The Bialetti Company
Bialetti first acquired his metal-working skills by working for a decade in the French aluminium industry. By 1919 he had established his own metal and machine workshop in Crusinallo to make aluminium products: this was the foundation of the Bialetti company. He transformed his workshop – Alfonso Bialetti & C. Fonderia in Conchiglia – into a studio for design and production.
The Moka Express
Design
Bialetti completed his design for the aluminium Moka Express in 1933. It may also be referred to as a Moka, Moka pot, a Bialetti, a percolator or a stove-top coffeemaker, and in Italian as la Moka, la macchinetta or la caffettiera. The blueprints for the Moka Express are on display in the London Design Museum. Bialetti was probably heavily influenced by contemporary designers such as Hoffmann, Puiforcat, Genazzi and Henin; to a certain extent he copied and built upon their coffee-pot designs. The coffee pot’s clean classic design with its symmetrical eight-faceted metallic body is easily recognisable—it followed the same design for over 70 years. Since its creation the Moka has become the world’s most famous coffee pot and has been cited in the Guinness Book of World Records as well as in various essential design books. The Bialetti design has also provided an inspiration for modern designers; Julian Lwin, a New York designer, paid homage to the Moka Express with his own "Dr. Octagon Espresso" set of table and chairs. The use of aluminium to construct the body of the coffee pot was also a relatively new industrial concept as aluminium was not a traditional "domestic metal". Soon the material was to become more common in kitchens and the mid-1930s are considered to be the golden era in the production of aluminium products for the kitchen. The coming together of coffee and aluminum may have been inevitable, however, it was the Bialetti design together with the use of the novel metal which made the coffee-pot something rather special.
Development and marketing
The Moka was eventually to transform the Bialetti company into a leading Italian coffee-machine designer and manufacturer. Between 1934 and 1940 the humble Moka was only marketed locally - sold by Alfonso at the weekly markets in Piedmont. In these six years he only produced 70,000 units. By 2001 a total of 220 million units had been produced and to date the number has reached 330 million. During World War II the rising prices of coffee and aluminium stalled production of the Bialetti products. It was not until Renato, Alfonso’s son, took over in 1946 that the Bialetti product line was narrowed down to a single product: the Moka Express. A huge multi-faceted marketing campaign was initiated by Renato. It incorporated television, billboards which saturated the streets of Milan and even the creation of a giant statue of the Moka Express coffee pot. Copy-cat designs were infiltrating the market by now and advertising turned out to be a key strategy in defining the success of the Moka and ensuring the popularity of the Bialetti brand.
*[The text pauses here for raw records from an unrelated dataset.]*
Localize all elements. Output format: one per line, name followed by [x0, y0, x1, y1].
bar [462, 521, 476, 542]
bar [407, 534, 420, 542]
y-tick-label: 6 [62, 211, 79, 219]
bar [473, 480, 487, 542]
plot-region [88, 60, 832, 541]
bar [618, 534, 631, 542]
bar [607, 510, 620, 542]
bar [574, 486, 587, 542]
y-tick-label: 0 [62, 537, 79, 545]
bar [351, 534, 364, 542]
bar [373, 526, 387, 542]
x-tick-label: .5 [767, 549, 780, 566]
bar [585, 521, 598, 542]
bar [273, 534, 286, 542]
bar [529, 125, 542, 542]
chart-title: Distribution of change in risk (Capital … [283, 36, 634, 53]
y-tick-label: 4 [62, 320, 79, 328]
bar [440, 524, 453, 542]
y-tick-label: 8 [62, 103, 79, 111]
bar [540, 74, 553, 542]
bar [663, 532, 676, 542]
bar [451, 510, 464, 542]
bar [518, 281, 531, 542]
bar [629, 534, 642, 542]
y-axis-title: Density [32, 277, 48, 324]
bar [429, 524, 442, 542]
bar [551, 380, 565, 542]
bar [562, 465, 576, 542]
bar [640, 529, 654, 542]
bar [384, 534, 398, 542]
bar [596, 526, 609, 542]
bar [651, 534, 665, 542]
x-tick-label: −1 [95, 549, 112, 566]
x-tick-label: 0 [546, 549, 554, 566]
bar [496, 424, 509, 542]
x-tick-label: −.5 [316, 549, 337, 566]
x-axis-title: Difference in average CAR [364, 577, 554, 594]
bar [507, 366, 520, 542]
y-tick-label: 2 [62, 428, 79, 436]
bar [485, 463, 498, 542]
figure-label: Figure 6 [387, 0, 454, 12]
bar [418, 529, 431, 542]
L'omino con i baffi – the Moka mascot – was based on a humorous cartoon doodle of Alfonso Bialetti's son Renato. The initial sketches and logo were created in 1953 by Paul Campani. By 1956 the Bialetti company had managed to construct a state-of-the-art factory in Omegna.
Social impact
Espresso machines prior to the Moka Express were large, expensive, and technically complicated. Few people kept them at home, so coffee-drinking was largely a public affair. The Moka Express, which was comparatively small, cheap, and easy to use, made it feasible for many more people to brew espresso at home. Over the rest of the 20th century, it gradually displaced other home coffee makers invented in the late 19th century, such as the Napoletana and the Milanese.
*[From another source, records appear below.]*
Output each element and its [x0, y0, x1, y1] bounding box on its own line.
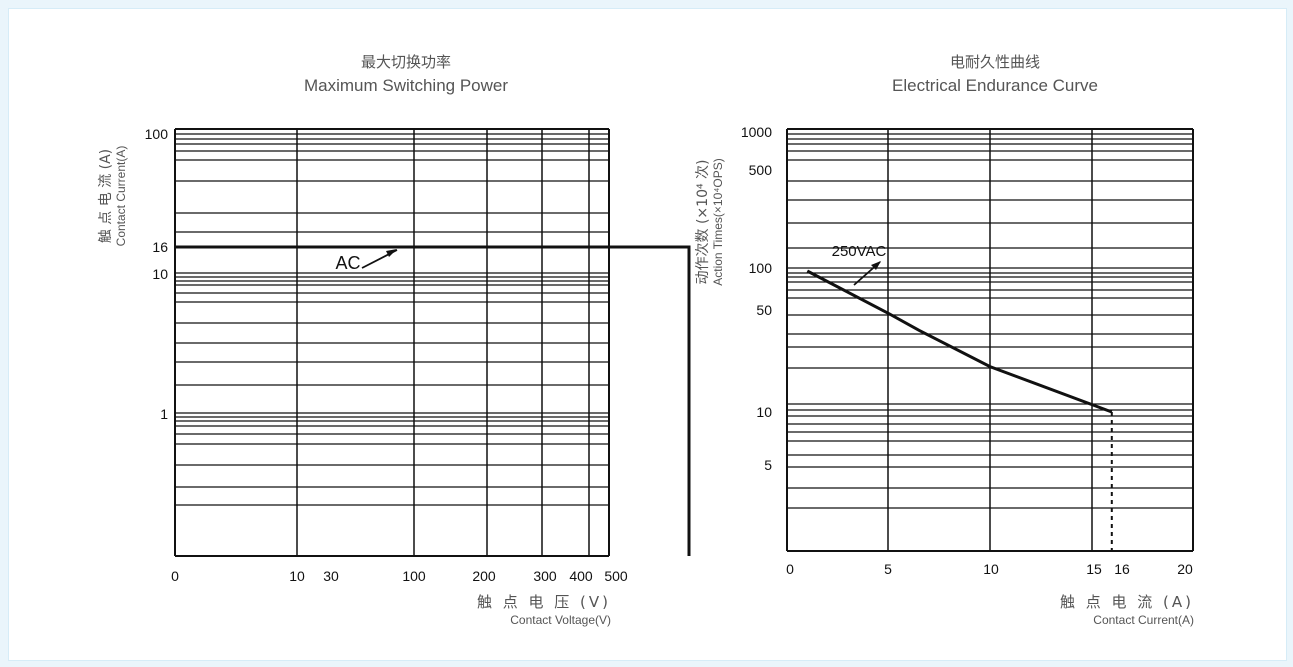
chart1-grid [174, 128, 610, 557]
chart2-x-ticks: 0 5 10 15 16 20 [786, 561, 1193, 577]
chart2-subtitle: Electrical Endurance Curve [892, 76, 1098, 95]
chart2-annotation-arrowhead [871, 261, 881, 270]
chart2-xlabel: Contact Current(A) [1093, 613, 1194, 627]
chart1-y-tick-label: 100 [145, 126, 169, 142]
chart2-y-tick-label: 10 [756, 404, 772, 420]
chart1-x-tick-label: 0 [171, 568, 179, 584]
chart1-ylabel-cn: 触 点 电 流 (A) [98, 149, 114, 243]
chart2-y-tick-label: 500 [749, 162, 773, 178]
chart1-x-ticks: 0 10 30 100 200 300 400 500 [171, 568, 628, 584]
chart1-ylabel: Contact Current(A) [114, 146, 128, 247]
chart2-ylabel: Action Times(×10⁴OPS) [711, 158, 725, 286]
chart2-grid [786, 128, 1194, 552]
chart1-x-tick-label: 400 [569, 568, 593, 584]
chart2-series: 250VAC [806, 243, 1113, 551]
chart1-x-tick-label: 100 [402, 568, 426, 584]
chart2-series-250vac-line [806, 269, 1113, 414]
chart2-annotation-label: 250VAC [832, 243, 887, 260]
chart1-y-ticks: 100 16 10 1 [145, 126, 169, 422]
chart1-xlabel-cn: 触 点 电 压 (V) [477, 593, 611, 611]
chart2-x-tick-label: 15 [1086, 561, 1102, 577]
chart2-x-tick-label: 5 [884, 561, 892, 577]
chart2-x-tick-label: 20 [1177, 561, 1193, 577]
chart1-x-tick-label: 10 [289, 568, 305, 584]
chart2-x-tick-label: 16 [1114, 561, 1130, 577]
chart2-y-tick-label: 100 [749, 260, 773, 276]
chart1-series-ac-line [175, 245, 691, 556]
chart1-y-tick-label: 16 [152, 239, 168, 255]
chart2-title: 电耐久性曲线 [950, 53, 1040, 71]
chart2-x-tick-label: 0 [786, 561, 794, 577]
chart1-x-tick-label: 30 [323, 568, 339, 584]
chart1-x-tick-label: 200 [472, 568, 496, 584]
chart1-x-tick-label: 300 [533, 568, 557, 584]
chart1-xlabel: Contact Voltage(V) [510, 613, 611, 627]
chart1-annotation-label: AC [335, 253, 360, 273]
chart1-subtitle: Maximum Switching Power [304, 76, 508, 95]
chart1-x-tick-label: 500 [604, 568, 628, 584]
chart2-x-tick-label: 10 [983, 561, 999, 577]
chart-1: 最大切换功率 Maximum Switching Power 0 10 30 100 2… [98, 53, 691, 627]
chart1-series: AC [175, 245, 691, 556]
chart2-y-ticks: 1000 500 100 50 10 5 [741, 124, 772, 473]
chart2-y-tick-label: 5 [764, 457, 772, 473]
chart2-ylabel-cn: 动作次数 (×10⁴ 次) [695, 160, 711, 285]
chart1-annotation-arrowhead [386, 249, 397, 257]
chart1-y-tick-label: 10 [152, 266, 168, 282]
chart1-title: 最大切换功率 [361, 53, 451, 71]
chart2-y-tick-label: 50 [756, 302, 772, 318]
chart2-xlabel-cn: 触 点 电 流 (A) [1060, 593, 1194, 611]
chart1-y-tick-label: 1 [160, 406, 168, 422]
chart-2: 电耐久性曲线 Electrical Endurance Curve 0 5 10 15… [695, 53, 1194, 627]
chart2-y-tick-label: 1000 [741, 124, 772, 140]
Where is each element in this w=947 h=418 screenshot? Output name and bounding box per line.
and other flavour compounds are extracted from coffee grains by the Moka using a process known as percolation. In order to percolate or brew the coffee the percolator is placed on a stove element and heated until pressure in the water compartment increases causing the water to rise through a funnel, through the coffee grains, through a filter and, finally, into the top compartment. According to the Bialetti corporate lore the mechanical design for the Moka was inspired by the primitive washing-machines used by housewives: linens were boiled in tubes built around a central conduit that drew the boiling soapy water up through it and redistributed it across the linen through a radial opening.
Trivia
Alfonso Bialetti is the grandfather of Alberto Alessi of Alessi.
Some patents describe this machine as an "apparatus for domestic use to prepare hot drinks by steam jet, in particular to prepare 'Italian Cappuccino'".